Güncelleme Tarihi:
Dünyanın pek çok yerinde kurulan ve o şehrin, ülkenin kültürel zenginliğinin bir göstergesi olan antika pazarları, anıları ve hikâyeleri içinde barındıran bir tür sosyal tarih müzesi işlevi görüyor. ABD’nin New York şehrinde kurulan antika pazarı ise 28 yaşındaki Chelsey Brown’ın "anı havuzu" haline gelmiş durumda.
Bit pazarlarında dolaşarak 1900’lerin ilk yarısında yaşayan insanların geride bıraktığı anıları arasında gezinen Brown, eski el yazması mektupları incelemeye başladı. Tam o anda, adresine ulaşamamış mektupların sahiplerinin izini sürmek gibi sıra dışı bir karar aldı.
190’DAN FAZLA MEKTUBUN İZİNİ SÜRDÜ
İlk anda duyduğu heyecanı anlatan Brown, “Mektupları bir dolara aldım ve eve koştum. Onların izlerini sürme fikri beni oldukça heyecanlandırmıştı” diyor. New York kentinin nüfus sayım kayıtlarının bulunduğu internet sitesi üzerinden mektupta ismi geçen kişinin torunlarına ulaşan “anı dedektifi”, bu büyük serüvenin her adımını sosyal medya hesabından paylaşıyor.

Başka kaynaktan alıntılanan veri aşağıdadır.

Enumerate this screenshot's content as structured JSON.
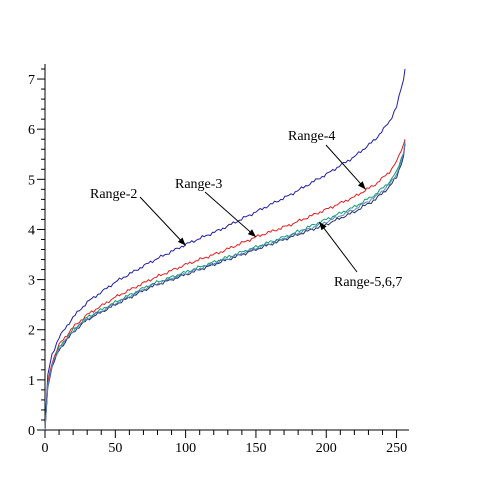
{
  "chart_data": {
    "type": "line",
    "title": "",
    "xlabel": "",
    "ylabel": "",
    "xlim": [
      0,
      256
    ],
    "ylim": [
      0,
      7.3
    ],
    "grid": false,
    "x_ticks": [
      {
        "value": 0,
        "label": "0"
      },
      {
        "value": 50,
        "label": "50"
      },
      {
        "value": 100,
        "label": "100"
      },
      {
        "value": 150,
        "label": "150"
      },
      {
        "value": 200,
        "label": "200"
      },
      {
        "value": 250,
        "label": "250"
      }
    ],
    "y_ticks": [
      {
        "value": 0,
        "label": "0"
      },
      {
        "value": 1,
        "label": "1"
      },
      {
        "value": 2,
        "label": "2"
      },
      {
        "value": 3,
        "label": "3"
      },
      {
        "value": 4,
        "label": "4"
      },
      {
        "value": 5,
        "label": "5"
      },
      {
        "value": 6,
        "label": "6"
      },
      {
        "value": 7,
        "label": "7"
      }
    ],
    "series": [
      {
        "color": "#2020a0",
        "x": [
          0,
          2,
          5,
          10,
          20,
          30,
          50,
          75,
          100,
          125,
          150,
          175,
          200,
          220,
          235,
          245,
          250,
          255,
          256
        ],
        "y": [
          0,
          1.1,
          1.5,
          1.85,
          2.25,
          2.55,
          2.95,
          3.35,
          3.7,
          4.0,
          4.35,
          4.7,
          5.1,
          5.45,
          5.8,
          6.15,
          6.45,
          7.0,
          7.2
        ]
      },
      {
        "color": "#e02020",
        "x": [
          0,
          2,
          5,
          10,
          20,
          30,
          50,
          75,
          100,
          125,
          150,
          175,
          200,
          220,
          235,
          245,
          250,
          255,
          256
        ],
        "y": [
          0,
          0.95,
          1.35,
          1.7,
          2.05,
          2.3,
          2.65,
          3.0,
          3.3,
          3.55,
          3.85,
          4.1,
          4.4,
          4.65,
          4.9,
          5.15,
          5.35,
          5.7,
          5.8
        ]
      },
      {
        "color": "#10a070",
        "x": [
          0,
          2,
          5,
          10,
          20,
          30,
          50,
          75,
          100,
          125,
          150,
          175,
          200,
          220,
          235,
          245,
          250,
          255,
          256
        ],
        "y": [
          0,
          0.9,
          1.3,
          1.65,
          2.0,
          2.25,
          2.55,
          2.9,
          3.15,
          3.4,
          3.65,
          3.9,
          4.2,
          4.45,
          4.7,
          4.95,
          5.15,
          5.55,
          5.75
        ]
      },
      {
        "color": "#203060",
        "x": [
          0,
          2,
          5,
          10,
          20,
          30,
          50,
          75,
          100,
          125,
          150,
          175,
          200,
          220,
          235,
          245,
          250,
          255,
          256
        ],
        "y": [
          0,
          0.85,
          1.25,
          1.6,
          1.95,
          2.2,
          2.5,
          2.85,
          3.1,
          3.35,
          3.6,
          3.85,
          4.1,
          4.35,
          4.6,
          4.85,
          5.05,
          5.45,
          5.7
        ]
      },
      {
        "color": "#6080c0",
        "x": [
          0,
          2,
          5,
          10,
          20,
          30,
          50,
          75,
          100,
          125,
          150,
          175,
          200,
          220,
          235,
          245,
          250,
          255,
          256
        ],
        "y": [
          0,
          0.88,
          1.28,
          1.62,
          1.98,
          2.22,
          2.52,
          2.87,
          3.12,
          3.37,
          3.62,
          3.87,
          4.15,
          4.4,
          4.65,
          4.9,
          5.1,
          5.5,
          5.72
        ]
      }
    ],
    "annotations": [
      {
        "text": "Range-2",
        "target": {
          "x": 100,
          "y": 3.68
        }
      },
      {
        "text": "Range-3",
        "target": {
          "x": 150,
          "y": 3.85
        }
      },
      {
        "text": "Range-4",
        "target": {
          "x": 228,
          "y": 4.8
        }
      },
      {
        "text": "Range-5,6,7",
        "target": {
          "x": 195,
          "y": 4.15
        }
      }
    ]
  }
}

Tarihin en karanlık günlerinden sıyrılıp gelen bir mektup 27 Ocak’ta Brown sayesinde gerçek sahiplerine kavuştu. 1908 doğumlu Ilse Loewenberg’in Polonya’daki Auschwitz-Birkenau toplama kampına giden trenden atlayarak kaçtığı ve 1943 yılında saklandığı dönemde kaleme aldığı mektupları bulan Brown, “Benim için duygusal olmanın ötesindeydi. Ilse hala aklımın bir köşesinde yaşıyor" ifadesini kullandı. Brown, Loewenberg’in ailesini ararken kız kardeşinin torunu olduğunu tespit eden Brown, acı ve endişe yüklü mektupları aileye teslim etti.
Yaptığı incelemelerin ardından, hayatını kaybetmiş mektup sahibinin diğer aile fertlerini araştıran genç kadın, aileyi tespit ettikten sonra kapılarını çalıyor. Mektubun varlığından dahi haberi olmayan aile üyeleri ise sevdiklerinin geçmişten gelen hatıralarıyla karşılaşınca büyük bir mutluluk yaşıyor. O anları anlatan Brown, “Aileye mektubu verdikten sonra hiç durmadım” dedikten sonra insanların anılarını aramaya yorulmadan devam ettiğini ekliyor.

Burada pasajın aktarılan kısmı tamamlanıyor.